Discariche. Questioni etiche ed ambientali.

(prima parte)

Dott. Franco Correggia

Associazione Terre, Boschi, Gente e Memorie

Veduta dell'ex-discrica astigiana di Valle Manina 

Veduta dell'ex-discrica astigiana di Valle Manina

In ossequio a quella che è ormai una ciclica ritualità, l’Astigiano è di nuovo alla ricerca di un sito dove occultare (seppellendoli) i rifiuti pretrattati che quotidianamente vengono prodotti dalla sua galassia di Comuni piccoli e grandi (capoluogo compreso).

L’approccio metodologico seguito dai tecnici incaricati al fine di individuare il luogo che dovrà inghiottire i materiali refrattari ad ogni ulteriore processo di recupero e riciclaggio è senza dubbio, sul piano formale, scientificamente corretto ed eticamente onesto. Semplificando un po’, lo si può riassumere così: dopo avere escluso, attraverso una serie di sovrapposizioni cartografiche, tutte le zone della provincia di Asti soggette a vincoli che tassativamente non consentono la realizzazione di discariche al loro interno, è residuato un mosaico di 149 aree definite potenzialmente idonee, dalla cui successiva scrematura (sulla base di ulteriori analisi ed indagini mirate) emergerà il sito finale, destinato per almeno un quinquennio ad accogliere i rifiuti astigiani.

Ora il punto è che, nonostante l’assoluta correttezza, l’ineccepibile professionalità e l’indiscussa onestà dei tecnici preposti, la reiterata applicazione di tale metodo produrrà nel lungo termine effetti ambientalmente devastanti ed eticamente inaccettabili. E ciò non certo per colpa dei suddetti tecnici (i quali non possono far altro che muoversi lungo i binari imposti da prassi scientifiche consolidate e da rigide normative di carattere generale), ma a causa di una carenza concettuale e politica (in senso lato) che sta a monte. Cerco di spiegarmi.

Consideriamo il caso di un Comune astigiano che, al fine di privilegiare le ricadute economiche positive (almeno per qualcuno) indotte nell’immediato dalla costruzione debordante di infrastrutture pesanti (strade, autostrade, viadotti, ecc.) e dalla proliferazione neoplastica di insediamenti produttivi e residenziali (capannoni, villette, cave, ecc.), abbia fortemente “maltrattato” il proprio territorio, punteggiando quest’ultimo con una costellazione diffusa di elementi dissonanti e disordinati aventi l’effetto di frammentare gli ecomosaici, degradare il paesaggio, insularizzare gli ambiti ecosistemici, disarticolare il continuum scenico-paesistico, perturbare gli assetti ecoculturali tradizionali.
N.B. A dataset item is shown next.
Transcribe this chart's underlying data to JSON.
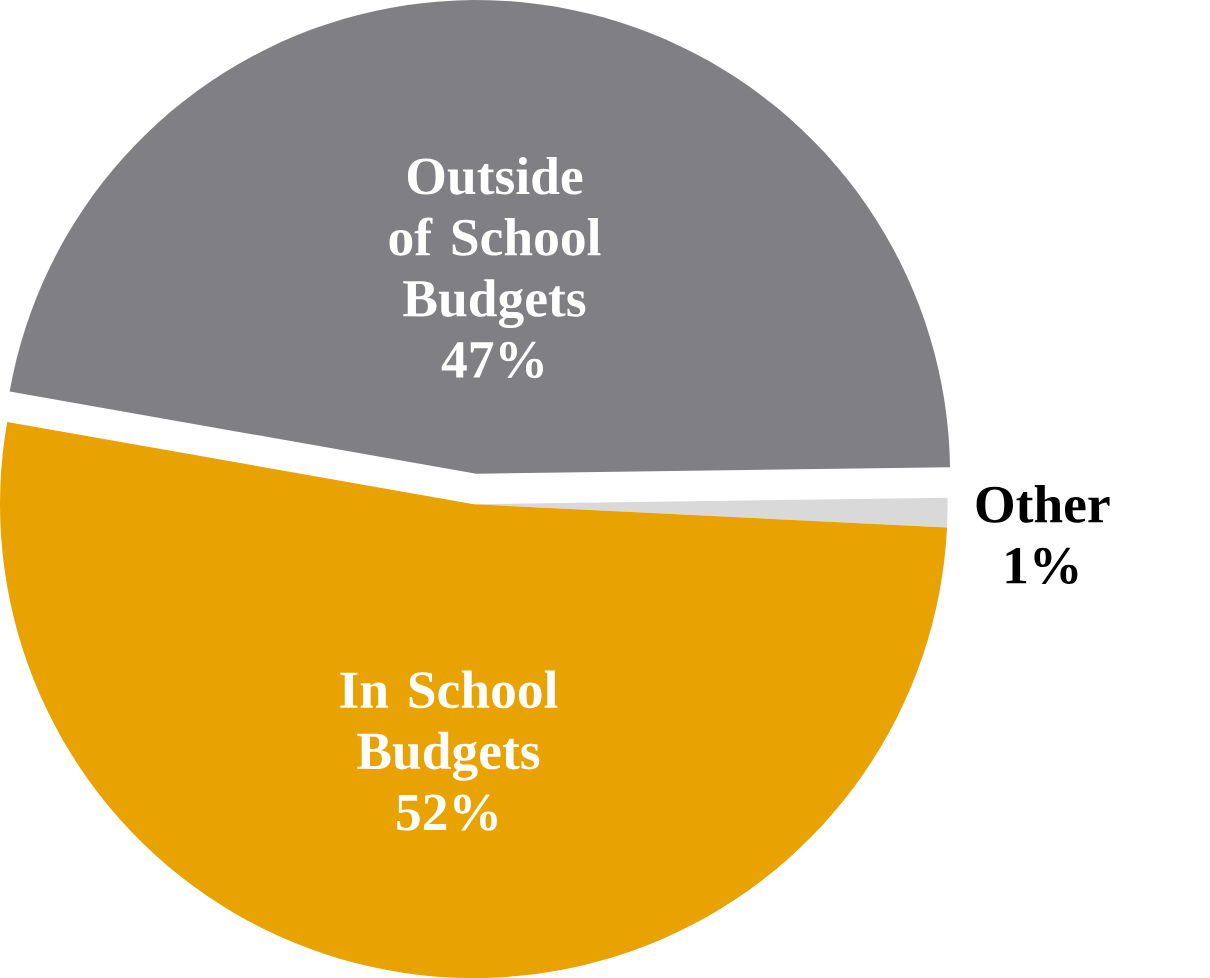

Orbene, nella prospettiva della ricerca di un sito per discarica ciascuno di questi elementi disarmonici (che nel complesso si distribuiscono in modo capillare e tentacolare nella matrice territoriale sovvertendone in profondità le filigrane storico-insediative e le specificità ambientali) genererà comunque, in maniera cogente e automatica, una “fascia di rispetto”, una “distanza minima da osservare”, una “zona di sicurezza obbligata” in grado di allontanare, in misura contenuta ma significativa, la potenziale installazione di un impianto per lo smaltimento dei rifiuti (il quale, per quanto meno impattante rispetto alle discariche di un tempo, resta pur sempre una struttura che inquina e che incide negativamente sulla qualità ambientale e paesaggistica del territorio su cui insiste). La confluenza delle “fasce di rispetto” relative a ciascuna di tali preesistenze origina a sua volta zone via via più ampie che si sottraggono a priori alla possibilità di divenire sede di discarica. È altamente probabile che, come risultato del saldarsi e del collabire di tali aree “immuni”, l’intero territorio di quel Comune ambientalmente degradato e disseminato di stridenti elementi puntuali di disturbo paesaggistico divenga formalmente inidoneo ad accogliere il sito di stoccaggio dei più o meno inerti rifiuti provinciali.